The comics in my collection span a ten year time period from 1974 through 1983. That period plus a few years on either side is collectively known in comic collector circles as: the Bronze Age. (Comic Book Historian Alex Grand places the Bronze Age of Comic Books from 1970 to 1984.)
Throughout the Bronze Age of Comics one artist was most associated with the look of DC’s most iconic character: Superman. That artist was Curt Swan. He drew Superman for the entire time that I was reading comics from age 9 to 18. What’s more remarkable is that Swan was also the face of Superman for the entire Comic Book Age prior to that: the Silver Age. Truly, when it comes to artists and comic books, Curt Swan and Superman were synonymous.
You might remember that I identified Jose Luis Garcia Lopez as my favorite Superman artist. I did, but not because Lopez is a “better” artist for Superman than Swan. Quite the opposite. I think that Swan was so connected with the Man of Steel, that I just yearned to see something different over the years. If Swan had moved to another title, (I vote Wonder Woman) I would have eagerly followed him. I find his artwork to be beautiful. (Especially, his eyes. Swan draws great eyes.)
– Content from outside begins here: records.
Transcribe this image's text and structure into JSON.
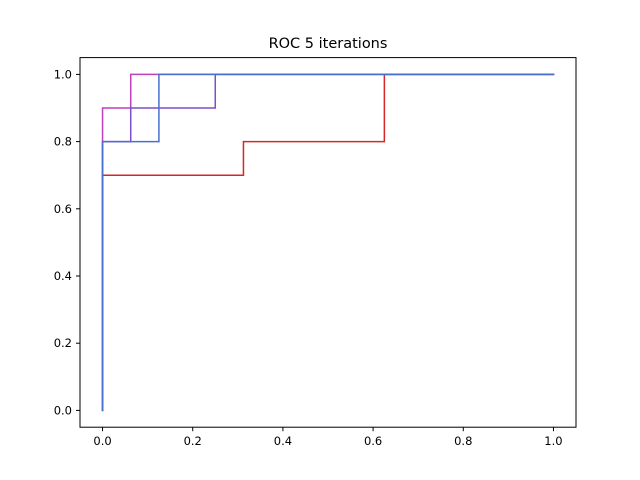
{
  "chart_data": {
    "type": "line",
    "title": "ROC 5 iterations",
    "xlabel": "",
    "ylabel": "",
    "xlim": [
      -0.05,
      1.05
    ],
    "ylim": [
      -0.05,
      1.05
    ],
    "xticks": [
      0.0,
      0.2,
      0.4,
      0.6,
      0.8,
      1.0
    ],
    "yticks": [
      0.0,
      0.2,
      0.4,
      0.6,
      0.8,
      1.0
    ],
    "xtick_labels": [
      "0.0",
      "0.2",
      "0.4",
      "0.6",
      "0.8",
      "1.0"
    ],
    "ytick_labels": [
      "0.0",
      "0.2",
      "0.4",
      "0.6",
      "0.8",
      "1.0"
    ],
    "grid": false,
    "series": [
      {
        "color": "#d62728",
        "x": [
          0.0,
          0.0,
          0.0,
          0.3125,
          0.3125,
          0.625,
          0.625,
          1.0
        ],
        "y": [
          0.0,
          0.7,
          0.7,
          0.7,
          0.8,
          0.8,
          1.0,
          1.0
        ]
      },
      {
        "color": "#bf3fbf",
        "x": [
          0.0,
          0.0,
          0.0625,
          0.0625,
          1.0
        ],
        "y": [
          0.0,
          0.9,
          0.9,
          1.0,
          1.0
        ]
      },
      {
        "color": "#7b4fc9",
        "x": [
          0.0,
          0.0,
          0.0625,
          0.0625,
          0.25,
          0.25,
          1.0
        ],
        "y": [
          0.0,
          0.8,
          0.8,
          0.9,
          0.9,
          1.0,
          1.0
        ]
      },
      {
        "color": "#4a6fcf",
        "x": [
          0.0,
          0.0,
          0.125,
          0.125,
          1.0
        ],
        "y": [
          0.0,
          0.8,
          0.8,
          1.0,
          1.0
        ]
      }
    ]
  }
}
Given how inseparable Swan and Superman are, I find this 10 page back-up story in Superman Annual #9 to be especially touching. Given the way the credits are listed, I believe Curt took this story idea to his editors and asked if he could do it. Also, this is one of the rare examples (It might be the only example in my collection.) of the artist inking his own pencil work. So, this artwork is 100% Curt Swan. The story is clearly a labor of love, and it’s one of my favorites.